One thing it's hard to wrap my head around is that we are giving more and more trust to something we don't understand with the assumption (often unchecked) that it just works. Basically your refrain is used to justify all sorts of odd setup of AIs, agents, etc.
I am much more worried about the problem where LLMs are actively misleading low-info users into thinking they’re people, especially children and old people.
As one might expect, because the AI isn't actually thinking, it's just spending more tokens on the problem. This sometimes leads to the desired outcome but the phenomenon is very brittle and disappears when the AI is pushed outside the bounds of its training.
To quote their discussion, "CoT is not a mechanism for genuine logical inference but rather a sophisticated form of structured pattern matching, fundamentally bounded by the data distribution seen during training. When pushed even slightly beyond this distribution, its performance degrades significantly, exposing the superficial nature of the “reasoning” it produces."
This is science at its worst, where you start at an inflammatory conclusion and work backwards. There is nothing particularly novel presented here, especially not in the mathematics; obviously performance will degrade on out-of-distribution tasks (and will do so for humans under the same formulation), but the real question is how out-of-distribution a lot of tasks actually are if they can still be solved with CoT. Yes, if you restrict the dataset, then it will perform poorly. But humans already have a pretty large visual dataset to pull from, so what are we comparing to here? How do tiny language models trained on small amounts of data demonstrate fundamental limitations?
I'm eager to see more works showing the limitations of LLM reasoning, both at small and large scale, but this ain't it.

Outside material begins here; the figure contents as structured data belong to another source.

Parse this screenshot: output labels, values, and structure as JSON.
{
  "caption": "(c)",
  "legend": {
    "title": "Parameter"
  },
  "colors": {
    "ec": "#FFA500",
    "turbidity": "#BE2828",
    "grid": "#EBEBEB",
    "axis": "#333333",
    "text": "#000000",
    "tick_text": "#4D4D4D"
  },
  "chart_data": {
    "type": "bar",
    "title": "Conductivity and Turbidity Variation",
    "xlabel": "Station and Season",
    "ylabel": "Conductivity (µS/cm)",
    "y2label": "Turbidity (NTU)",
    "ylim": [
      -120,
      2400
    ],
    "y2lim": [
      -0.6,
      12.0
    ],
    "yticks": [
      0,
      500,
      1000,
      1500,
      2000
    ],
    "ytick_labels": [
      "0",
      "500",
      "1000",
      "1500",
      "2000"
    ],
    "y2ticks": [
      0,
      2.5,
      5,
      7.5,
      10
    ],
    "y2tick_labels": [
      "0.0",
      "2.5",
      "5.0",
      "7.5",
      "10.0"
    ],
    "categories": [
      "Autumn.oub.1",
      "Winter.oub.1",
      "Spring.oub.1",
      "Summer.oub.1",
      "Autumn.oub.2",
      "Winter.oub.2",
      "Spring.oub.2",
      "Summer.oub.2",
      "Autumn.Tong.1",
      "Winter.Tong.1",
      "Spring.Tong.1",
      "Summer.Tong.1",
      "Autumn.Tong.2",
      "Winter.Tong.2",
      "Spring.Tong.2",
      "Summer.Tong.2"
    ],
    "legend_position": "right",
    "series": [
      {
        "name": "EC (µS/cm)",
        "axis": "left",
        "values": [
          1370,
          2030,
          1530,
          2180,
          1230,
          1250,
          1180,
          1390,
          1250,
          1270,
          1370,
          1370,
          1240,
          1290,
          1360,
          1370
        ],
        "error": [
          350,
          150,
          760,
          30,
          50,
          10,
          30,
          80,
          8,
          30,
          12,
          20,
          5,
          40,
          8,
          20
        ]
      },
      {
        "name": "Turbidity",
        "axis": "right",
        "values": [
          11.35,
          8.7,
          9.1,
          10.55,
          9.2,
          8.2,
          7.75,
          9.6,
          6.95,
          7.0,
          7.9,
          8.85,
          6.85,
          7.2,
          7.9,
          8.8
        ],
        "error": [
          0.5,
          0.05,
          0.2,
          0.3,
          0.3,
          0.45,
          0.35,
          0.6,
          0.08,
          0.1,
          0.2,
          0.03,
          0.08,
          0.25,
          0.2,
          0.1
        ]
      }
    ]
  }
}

Others have already supplied similar critiques, so let's please stop sharing this one around without the grain of salt.
Science starts with a guess and you run experiments to test.

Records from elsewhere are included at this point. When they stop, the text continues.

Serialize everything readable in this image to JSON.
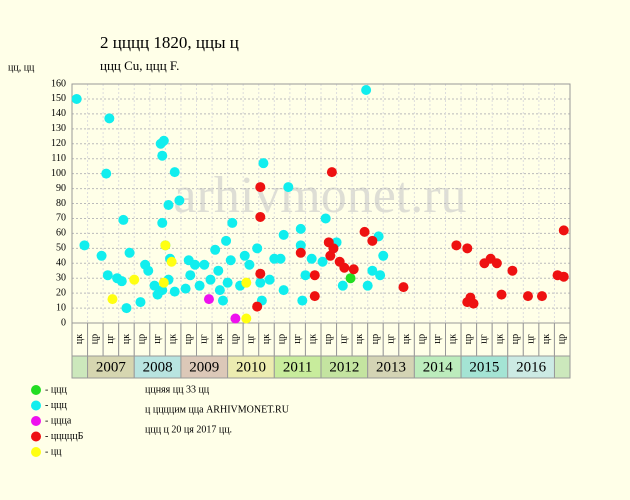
{
  "chart_data": {
    "type": "scatter",
    "title": "2 цццц 1820, ццы ц",
    "subtitle": "ццц Cu, ццц F.",
    "y_label": "цц, цц",
    "watermark": "arhivmonet.ru",
    "notes": [
      "ццняя цц 33 цц",
      "ц ццццим цца ARHIVMONET.RU",
      "ццц ц 20 ця 2017 цц."
    ],
    "ylim": [
      0,
      160
    ],
    "yticks": [
      0,
      10,
      20,
      30,
      40,
      50,
      60,
      70,
      80,
      90,
      100,
      110,
      120,
      130,
      140,
      150,
      160
    ],
    "xlim": [
      0,
      32
    ],
    "grid": true,
    "x_labels": [
      "цк",
      "цр",
      "цг",
      "цк",
      "цр",
      "цг",
      "цк",
      "цр",
      "цг",
      "цк",
      "цр",
      "цг",
      "цк",
      "цр",
      "цг",
      "цк",
      "цр",
      "цг",
      "цк",
      "цр",
      "цг",
      "цк",
      "цр",
      "цг",
      "цк",
      "цр",
      "цг",
      "цк",
      "цр",
      "цг",
      "цк",
      "цр"
    ],
    "years": [
      "2007",
      "2008",
      "2009",
      "2010",
      "2011",
      "2012",
      "2013",
      "2014",
      "2015",
      "2016"
    ],
    "year_colors": [
      "#d6d6b0",
      "#b8e4e0",
      "#dcc8b8",
      "#ececb0",
      "#c8ec9c",
      "#c4e4a0",
      "#d4d4b4",
      "#bcecbc",
      "#a4e4d4",
      "#cceae4"
    ],
    "series": [
      {
        "name": "- ццц",
        "color": "#22dd22",
        "x": [
          17.9
        ],
        "values": [
          30
        ]
      },
      {
        "name": "- ццц",
        "color": "#11eeee",
        "x": [
          0.3,
          0.8,
          1.9,
          2.2,
          2.4,
          2.3,
          2.9,
          3.3,
          3.2,
          3.5,
          3.7,
          4.4,
          4.7,
          4.9,
          5.3,
          5.5,
          5.7,
          5.9,
          5.8,
          5.8,
          6.2,
          6.6,
          6.9,
          6.0,
          6.3,
          5.8,
          6.2,
          6.6,
          7.3,
          7.6,
          7.5,
          7.9,
          8.2,
          8.5,
          8.9,
          9.2,
          9.4,
          9.5,
          9.7,
          9.9,
          10.2,
          10.3,
          10.0,
          10.8,
          11.1,
          11.4,
          11.9,
          12.1,
          12.2,
          12.3,
          12.7,
          13.0,
          13.4,
          13.6,
          13.6,
          13.9,
          14.7,
          14.8,
          14.7,
          15.0,
          15.4,
          16.1,
          16.3,
          17.0,
          17.4,
          18.9,
          19.0,
          19.3,
          19.7,
          19.8,
          20.0
        ],
        "values": [
          150,
          52,
          45,
          100,
          137,
          32,
          30,
          69,
          28,
          10,
          47,
          14,
          39,
          35,
          25,
          19,
          120,
          122,
          112,
          67,
          79,
          101,
          82,
          52,
          43,
          22,
          29,
          21,
          23,
          32,
          42,
          39,
          25,
          39,
          29,
          49,
          35,
          22,
          15,
          55,
          42,
          67,
          27,
          25,
          45,
          39,
          50,
          27,
          15,
          107,
          29,
          43,
          43,
          59,
          22,
          91,
          52,
          15,
          63,
          32,
          43,
          41,
          70,
          54,
          25,
          156,
          25,
          35,
          58,
          32,
          45
        ]
      },
      {
        "name": "- цццa",
        "color": "#ee11ee",
        "x": [
          8.8,
          10.5
        ],
        "values": [
          16,
          3
        ]
      },
      {
        "name": "- цццццБ",
        "color": "#ee1111",
        "x": [
          12.1,
          12.1,
          12.1,
          11.9,
          14.7,
          15.6,
          15.6,
          16.7,
          16.5,
          16.6,
          16.8,
          17.2,
          17.5,
          18.1,
          18.8,
          19.3,
          21.3,
          24.7,
          25.4,
          25.4,
          25.6,
          25.8,
          26.5,
          26.9,
          27.3,
          27.6,
          28.3,
          29.3,
          30.2,
          31.2,
          31.6,
          31.6
        ],
        "values": [
          91,
          71,
          33,
          11,
          47,
          32,
          18,
          101,
          54,
          45,
          50,
          41,
          37,
          36,
          61,
          55,
          24,
          52,
          50,
          14,
          17,
          13,
          40,
          43,
          40,
          19,
          35,
          18,
          18,
          32,
          31,
          62
        ]
      },
      {
        "name": "- цц",
        "color": "#ffff11",
        "x": [
          2.6,
          4.0,
          5.9,
          6.4,
          11.2,
          11.2,
          6.0
        ],
        "values": [
          16,
          29,
          27,
          41,
          27,
          3,
          52
        ]
      }
    ]
  }
}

Regardless of being in conversation or thinking context this doesn't prevent the model from speaking the wrong answer so the paper on the illusion of thinking makes sense.

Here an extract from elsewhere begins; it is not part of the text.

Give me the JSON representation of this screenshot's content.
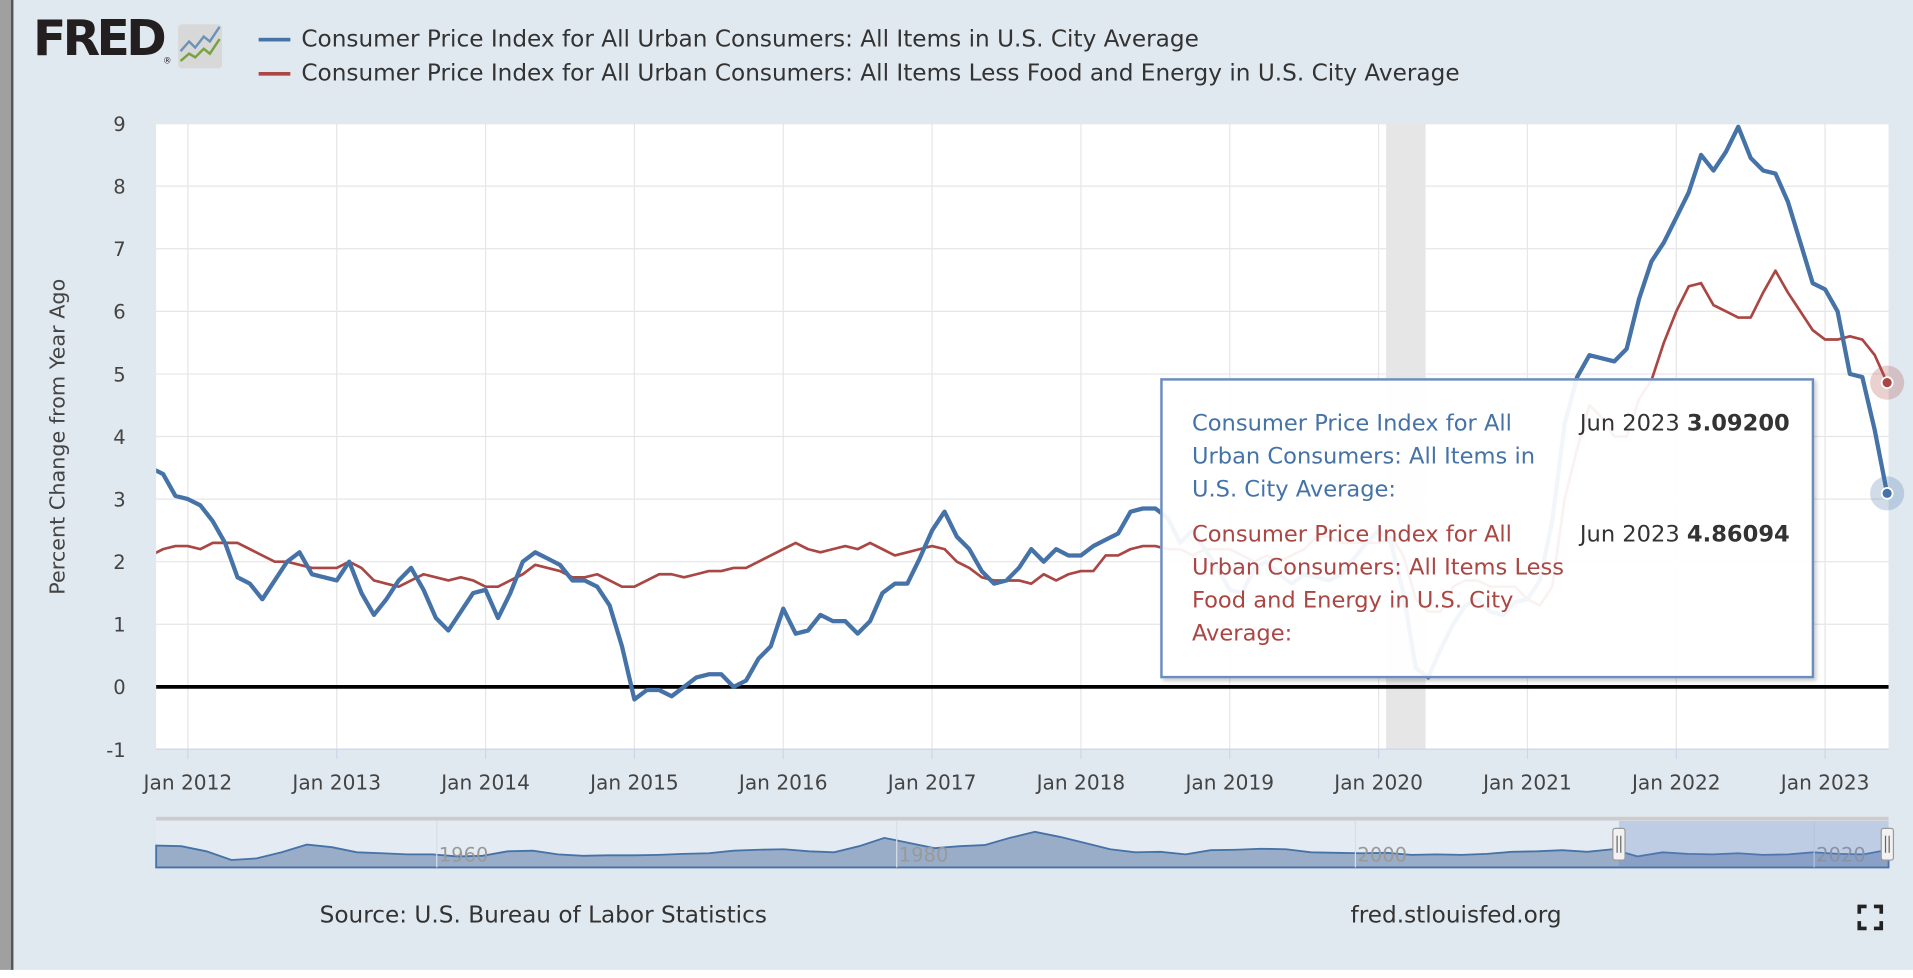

What actually seems to be happening is a form of conversational prompting. Of course with the right conversation back and forth with an LLM you can inject knowledge in a way that causes the natural distribution to shift (again - side effect of the LLM tech.) but by itself it won't naturally get the answer perfect every time.
If this extended thinking were actually working you would expect the LLM to be able to logically conclude an answer with very high accuracy 100% of the time which it does not.
- https://arcprize.org/leaderboard
- https://aider.chat/docs/leaderboards/
- https://arstechnica.com/ai/2025/07/google-deepmind-earns-gol...
Surely the IMO problems weren't "within the bounds" of Gemini's training data.
Certainly they weren't training on the unreleased problems. Defining out of distribution gets tricky.
GPT 5 fast gets many things wrong but switching to the thinking model fixes the issues very often.